Peneliti LSI Adji Alfaraby menjelaskan, ada sekira lima alasan yang reuni 212 tak mampu mendongkrak elektabilitas capres-cawapres nomor urut 02. Pertama, kebanyakan responden yang suka dengan kegiatan itu tak bisa dipengaruhi oleh seruan Imam Besar FPI Habib Rizieq Shihab yang menyerukan soal NKRI bersyariah dan ganti presiden.

"Terkait dengan seruan Habib Rizieq untuk mewujudukan NKRI bersyariah, dari mereka yang menyatakan suka dengan reuni 212, sebesar 80,2 persen menyatakan lebih pro dengan konsep NKRI yang berdasarkan Pancasila saat ini. Hanya sebesar 12,8 persen dari mereka yang suka dengan reuni 212 yang menyatakan pro dengan NKRI bersyariah," kata dia di Kantor LSI, Rawamangun, Jakarta Timur, Rabu (19/12/2018).

Selanjutnya, usai Reuni 212 ada sebagian massa yang meninggalkan pasangan Prabowo-Sandi.

"Di pemilih yang mengaku berafiliasi dengan FPI dan PA 212, terjadi peningkatan suara signifikan dari pasangan Prabowo-Sandi. Sementara itu, dukungan Prabowo-Sandi di pemilih yang menyatakan berafiliasi dengan NU, Muhammadiyah dan pemilih yang menyatakan tidak berafiliasi dengan ormas manapun mengalami penurunan suara," ujarnya.

Adji menambahkan, alasan ketiga, masyarakat Indonesia merasa puas dengan kinerja Jokowi selama empat tahun terakhir. Sebelum reuni 212, kepuasaan terhadap kinerja Jokowi sebesar 69,4%.

Sementara pada Desember 2018 menunjukan bahwa mereka yang menyatakan puas terhadap kinerja Jokowi mencapai 72,1 persen.

Alasan keempat, ketokohan dari Ma'ruf Amin dinilai masih mumpuni dikalangan pemilih muslim.
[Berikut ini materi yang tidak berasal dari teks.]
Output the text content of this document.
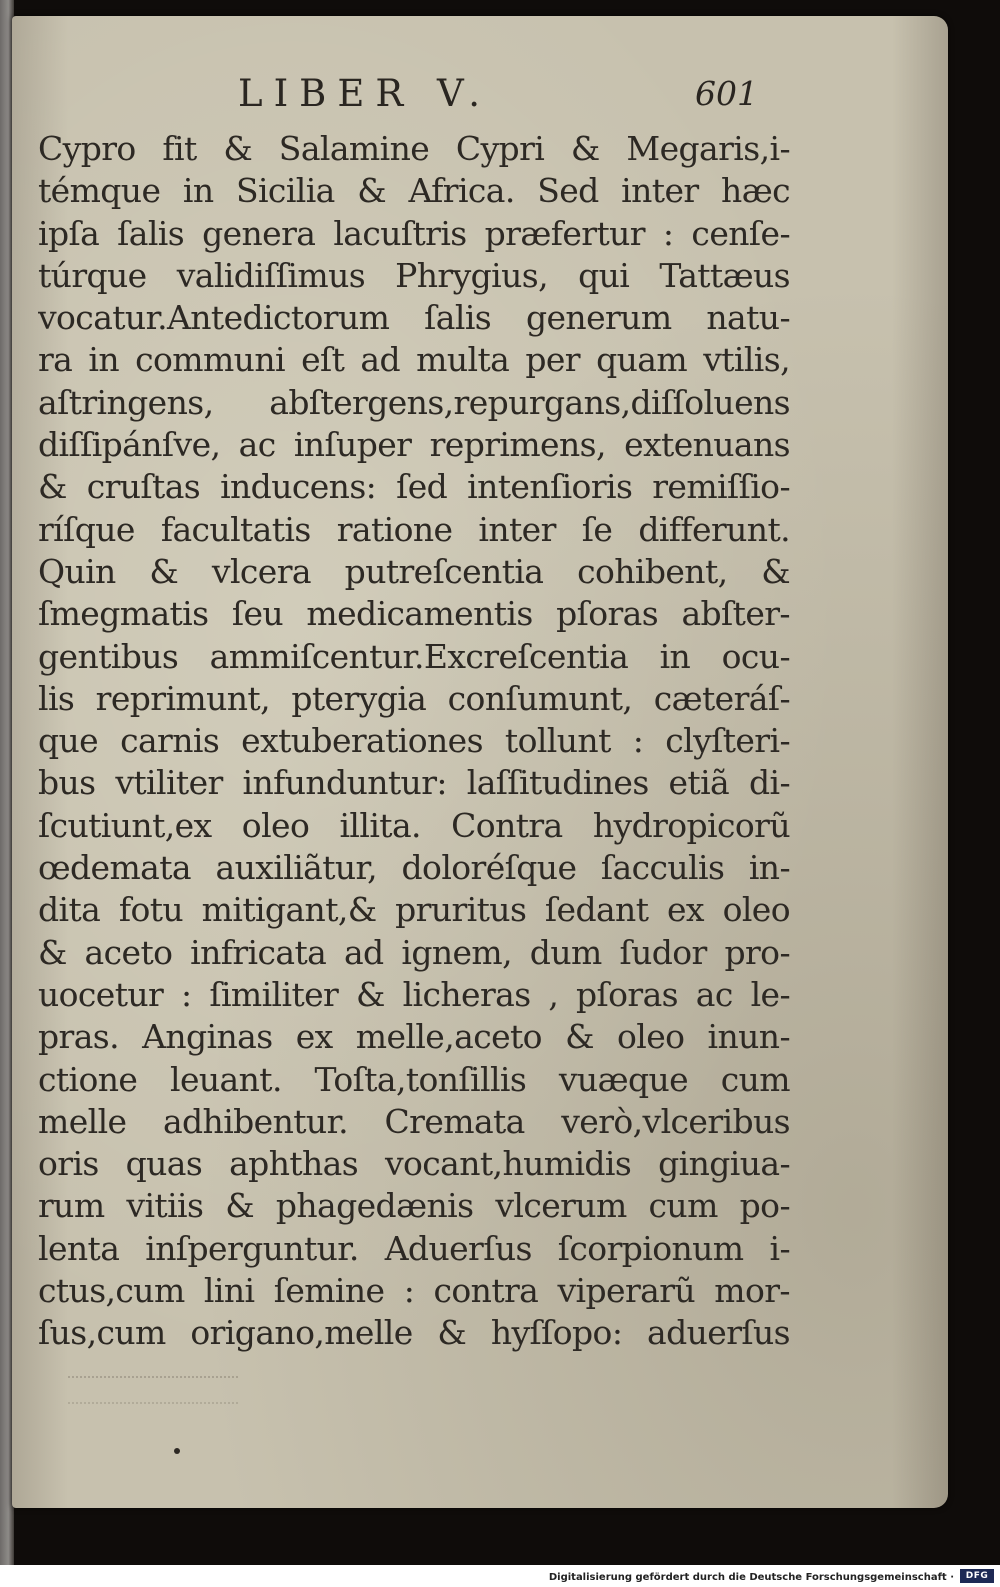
LIBER V.	601
Cypro fit & Salamine Cypri & Megaris,i-
témque in Sicilia & Africa. Sed inter hæc
ipſa ſalis genera lacuſtris præfertur : cenſe-
túrque validiſſimus Phrygius, qui Tattæus
vocatur.Antedictorum ſalis generum natu-
ra in communi eſt ad multa per quam vtilis,
aſtringens, abſtergens,repurgans,diſſoluens
diſſipánſve, ac inſuper reprimens, extenuans
& cruſtas inducens: ſed intenſioris remiſſio-
ríſque facultatis ratione inter ſe differunt.
Quin & vlcera putreſcentia cohibent, &
ſmegmatis ſeu medicamentis pſoras abſter-
gentibus ammiſcentur.Excreſcentia in ocu-
lis reprimunt, pterygia conſumunt, cæteráſ-
que carnis extuberationes tollunt : clyſteri-
bus vtiliter infunduntur: laſſitudines etiã di-
ſcutiunt,ex oleo illita. Contra hydropicorũ
œdemata auxiliãtur, doloréſque ſacculis in-
dita fotu mitigant,& pruritus ſedant ex oleo
& aceto infricata ad ignem, dum ſudor pro-
uocetur : ſimiliter & licheras , pſoras ac le-
pras. Anginas ex melle,aceto & oleo inun-
ctione leuant. Toſta,tonſillis vuæque cum
melle adhibentur. Cremata verò,vlceribus
oris quas aphthas vocant,humidis gingiua-
rum vitiis & phagedænis vlcerum cum po-
lenta inſperguntur. Aduerſus ſcorpionum i-
ctus,cum lini ſemine : contra viperarũ mor-
ſus,cum origano,melle & hyſſopo: aduerſus
Digitalisierung gefördert durch die Deutsche Forschungsgemeinschaft ·	DFG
Mantan Rais Aam PBNU itu mampu meredam isu-isu yang menyerang Jokowi melalui politik identitas.

"Sebesar 65,8 pemilih menyatakan simbol Islam tidak bisa digunakan untuk menggerus dukungan Islam ke Jokowi karena cawapresnya adalah seorang pimpinan ulama. Hanya sebesar 17,4% publik yang menyatakan bahwa simbol Islam bisa menggerus dukungan pemilih terhadap Jokowi," terangnya.

Terakhir, kata Adji, Jokowi itu tak bisa disamakan dengan Ahok yang telah dicap oleh sebagian massa Reuni 212 sebagai seorang penista agama. Sehingga, gerakan itu tak bisa dipakai untuk tidak memilih Jokowi diperhelatan Pilpres 2019 mendatang.

"Sebesar 74,6% menyatakan bahwa gerakan Reuni 212 tidak bisa digunakan untuk menjadikan Jokowi sebagai common enemy pemilih muslim. Hanya sebesar 14,6%, pemilih yang menyatakan bahwa Reuni 212 bisa digunakan untuk menjadikan Jokowi sebagai common enemy pemilih muslim," pungkasnya.

Sebagai informasi, survei ini menggunakan metode multistage random sampling dengan margin of error sebesar +/- 2,8%, dilakukan dengan wawancara tatap muka kepada 1.200 respoden seluruh Indonesia dalam rentang waktu 5-12 Desember 2018.